Toen het VOC-spiegelretourschip Zeewijk op 7 november 1726 de Zeeuwse haven bij fort Rammekens uitvoer, stond het onder gezag van een onervaren schipper. Deze Jan Steijnse was naast onervaren ook nog eigenwijs: Steijnse hield zich, tegen de protesten van zijn opperstuurman in, niet aan de voorgeschreven vaarroute, met desastreuze gevolgen. Op 9 juni 1727 liep de Zeewijk bij de Houtman Abrolhos eilandengroep, voor de Westkust van Australië, vast op het zogenoemde Halve Maan’s Rif.

De Zeewijk zonk niet maar was ook niet meer vlot te trekken en dus vertrok een deel van de bemanning naar een van de nabijgelegen eilanden en hees daar de Middelburgse vlag. Maar de rest van de bemanning bleef in eerste instantie aan boord, waar zich immers proviand en, belangrijker, de drankvoorraad bevond. 

Het eiland waar de schipbreukelingen zich vestigden werd door hen naar VOC-held ‘Frederik Houtman’ vernoemd. Tegenwoordig heet het Gun Island en is gelegen in de zogenaamde Pelsaert-groep, die vernoemd is naar François Pelsaert, de bevelhebber van de Batavia die er in 1629 schipbreuk leed.

Iets meer dan een maand na de schipbreuk, werd de eerste stuurman van de Zeewijk, Pieter Langeweg, er met 9 anderen op uitgestuurd om met de grote sloep Batavia (het huidige Jakarta) te bereiken en hulp te halen. Van de sloep en de onfortuinlijke opvarenden werd echter nooit meer vernomen en toen duidelijk werd dat er geen hulp zou komen, werd op 7 november begonnen met de bouw van een kleine boot om het eiland te kunnen verlaten. Het vaartuig kreeg de naam Sloepie

Hoe het de bemanning van de Zeewijk verging is overgeleverd door het scheepsjournaal dat onderstuurman Adriaen van der Graeff bijhield. Zo weten we ook dat de jongmatrozen Adriaen Spoor uit Sint-Maartensdijk (Zeeland) en Pieter Engelse uit Gent (België) de tewaterlating van het Sloepie niet meer zouden meemaken. 
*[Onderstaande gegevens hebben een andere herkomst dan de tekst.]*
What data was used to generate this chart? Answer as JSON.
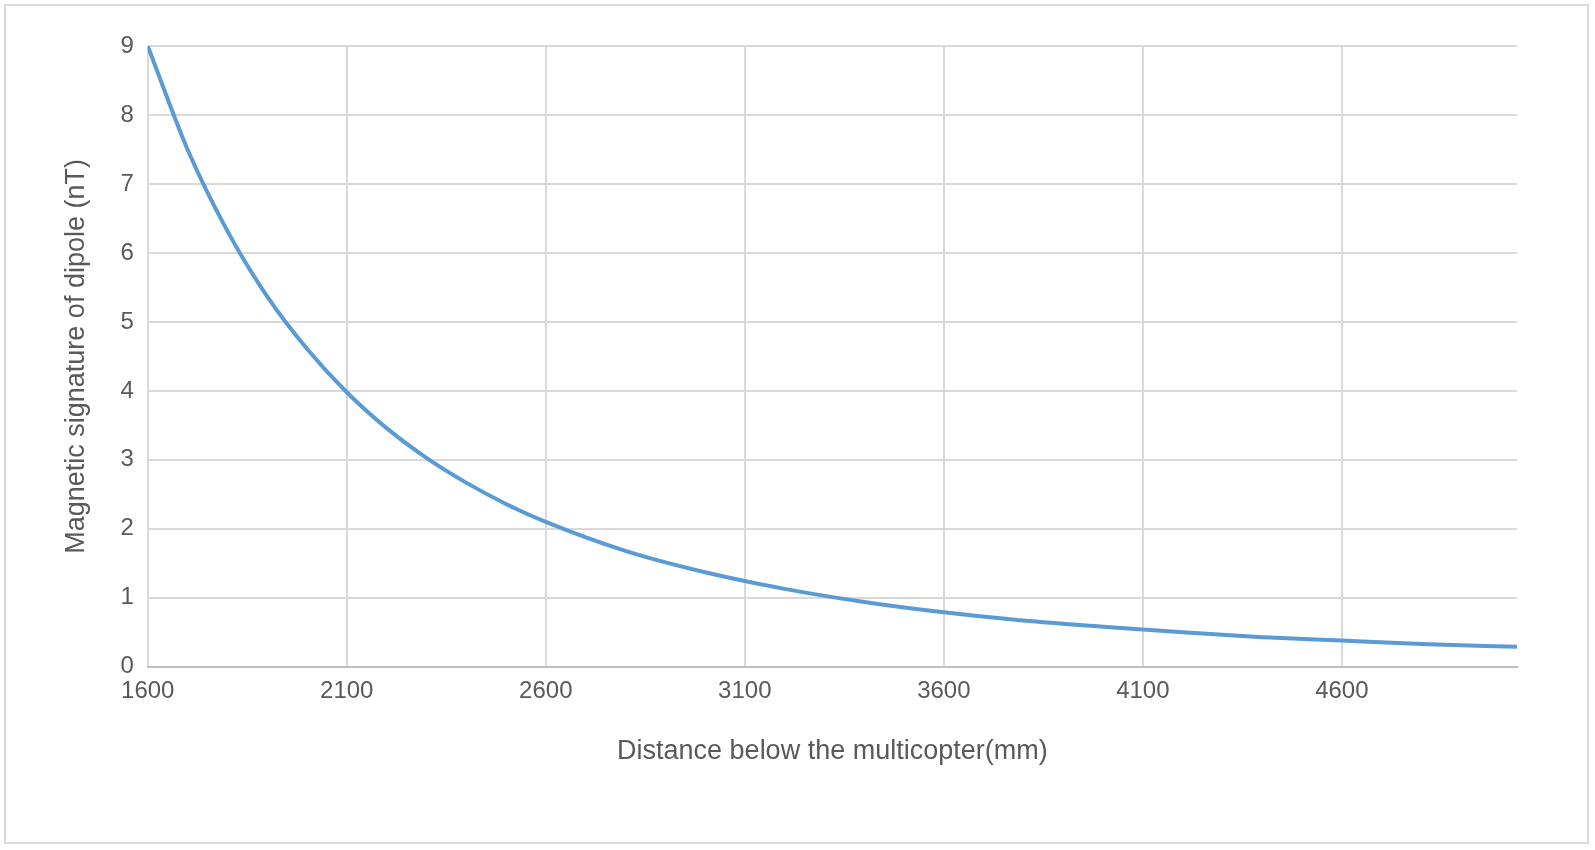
{
  "chart_data": {
    "type": "line",
    "xlabel": "Distance below the multicopter(mm)",
    "ylabel": "Magnetic signature of dipole (nT)",
    "x": [
      1600,
      1700,
      1800,
      1900,
      2000,
      2100,
      2200,
      2300,
      2400,
      2500,
      2600,
      2800,
      3000,
      3200,
      3400,
      3600,
      3800,
      4000,
      4200,
      4400,
      4600,
      4800,
      5040
    ],
    "series": [
      {
        "color": "#5b9bd5",
        "values": [
          9.0,
          7.5,
          6.32,
          5.37,
          4.61,
          3.98,
          3.46,
          3.03,
          2.67,
          2.36,
          2.1,
          1.68,
          1.37,
          1.13,
          0.94,
          0.79,
          0.67,
          0.58,
          0.5,
          0.43,
          0.38,
          0.33,
          0.29
        ]
      }
    ],
    "xlim": [
      1600,
      5040
    ],
    "xticks": [
      1600,
      2100,
      2600,
      3100,
      3600,
      4100,
      4600
    ],
    "ylim": [
      0,
      9
    ],
    "yticks": [
      0,
      1,
      2,
      3,
      4,
      5,
      6,
      7,
      8,
      9
    ],
    "grid": true,
    "legend": false,
    "marker": "none",
    "line_style": "solid"
  }
}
Jongmatrozen (of lichtmatrozen) waren onervaren zeelieden die vaak op hun eerste reis waren, zo weten we uit de archieven dat Adriaen 21 jaar oud was toen hij inscheepte op de Zeewijk. In het Gemeentearchief Tholen (waartoe Sint-Maartensdijk tegenwoordig behoort) is zijn doopakte terug te vinden. Hij werd op 14 december 1704 in de Nederlands Hervormde kerk gedoopt in het bijzijn van zijn vader Abram, zijn moeder Neeltje Pieterse Timmerman en het echtpaar Stoffel en Maedtje Coopman. Over Pieter is in Gent niet veel te vinden maar hij zal niet ouder geweest zijn.
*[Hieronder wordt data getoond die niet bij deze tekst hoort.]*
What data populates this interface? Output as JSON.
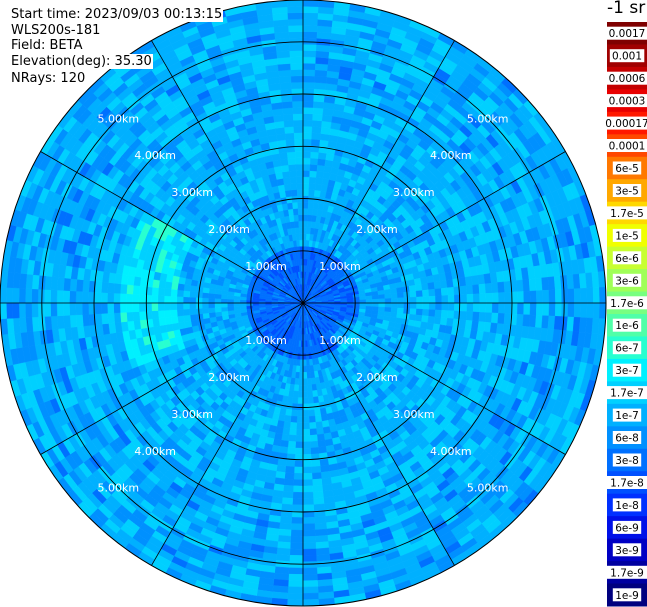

Op zondag 30 november 1727 maakten kwartiermeesters Frans Faben en Dirk Janse van Grieken en matroos Hendrik Armanse een wandeling over het eilandje toen ze rond drie uur ’s middags de twee jongmatrozen op het strand in flagrante delicto en dus op heterdaad betrapten, terwijl zij volgens het scheepsjournaal ‘op godvergeten wijze de gruwelijke Zonden van sodom en gomora met elkanderen’ bedreven. De volgende ochtend meldden de onderofficieren zich bij de officierstent en vroegen de schipper te mogen spreken. Ze vertelden hem dat Adriaen en Pieter sodomie hadden bedreven en dat er drie goede getuigen van waren. Faben, Van Grieken en Armanse tekenden vervolgens een verklaring waarin ze tegen de jongmatrozen getuigden. 
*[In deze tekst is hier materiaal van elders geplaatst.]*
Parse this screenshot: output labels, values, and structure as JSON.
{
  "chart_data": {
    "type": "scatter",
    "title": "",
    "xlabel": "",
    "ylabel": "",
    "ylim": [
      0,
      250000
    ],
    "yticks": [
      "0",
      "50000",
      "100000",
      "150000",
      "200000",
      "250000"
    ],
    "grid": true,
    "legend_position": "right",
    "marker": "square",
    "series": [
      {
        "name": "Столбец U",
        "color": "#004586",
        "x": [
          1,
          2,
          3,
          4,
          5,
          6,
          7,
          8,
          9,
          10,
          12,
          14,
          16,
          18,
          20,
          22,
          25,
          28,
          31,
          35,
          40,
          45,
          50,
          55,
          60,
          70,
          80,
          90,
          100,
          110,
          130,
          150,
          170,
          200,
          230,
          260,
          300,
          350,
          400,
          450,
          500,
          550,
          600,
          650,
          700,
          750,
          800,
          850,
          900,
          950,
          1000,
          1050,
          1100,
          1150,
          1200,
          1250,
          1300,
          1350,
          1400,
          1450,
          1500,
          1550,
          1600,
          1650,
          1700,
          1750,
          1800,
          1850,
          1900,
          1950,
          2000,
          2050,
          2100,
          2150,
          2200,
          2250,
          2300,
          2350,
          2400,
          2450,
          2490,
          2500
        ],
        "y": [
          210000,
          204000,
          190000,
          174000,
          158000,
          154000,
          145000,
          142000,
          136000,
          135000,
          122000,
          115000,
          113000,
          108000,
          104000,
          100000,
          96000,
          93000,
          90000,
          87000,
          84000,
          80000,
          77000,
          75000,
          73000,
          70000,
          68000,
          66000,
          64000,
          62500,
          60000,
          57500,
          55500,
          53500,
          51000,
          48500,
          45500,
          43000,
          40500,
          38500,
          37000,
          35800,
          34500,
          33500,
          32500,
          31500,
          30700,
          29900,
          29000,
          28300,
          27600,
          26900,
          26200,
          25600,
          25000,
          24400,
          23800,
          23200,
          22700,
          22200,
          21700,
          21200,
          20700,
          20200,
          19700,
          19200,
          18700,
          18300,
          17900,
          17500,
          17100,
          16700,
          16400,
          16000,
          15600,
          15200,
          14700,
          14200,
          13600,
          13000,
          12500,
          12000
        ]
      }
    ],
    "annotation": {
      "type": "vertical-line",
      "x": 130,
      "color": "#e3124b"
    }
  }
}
Schipper Steijnse en de scheepsraad besloten de twee jongens te verhoren, maar van een bekentenis kwam het niet. Besloten werd dat de oude vertrouwde methode van tortuur dan maar uitkomst moest bieden: er werden brandende lonten tussen hun vingers geplaatst. Ondanks de helse pijnen die deze marteling de jongens bezorgd moet hebben bleven ze ontkennen. En dat was een probleem. Voor een doodvonnis was een bekentenis vereist. Er moest dus bij gebrek aan een bekentenis een andere oplossing bedacht worden. Die werd gevonden door de jongmatrozen te verbannen. Het vonnis vermeldt dat dit gebeurde om de schipbreukelingen op het eiland ‘Frederik Houtman’ verder onheil te besparen.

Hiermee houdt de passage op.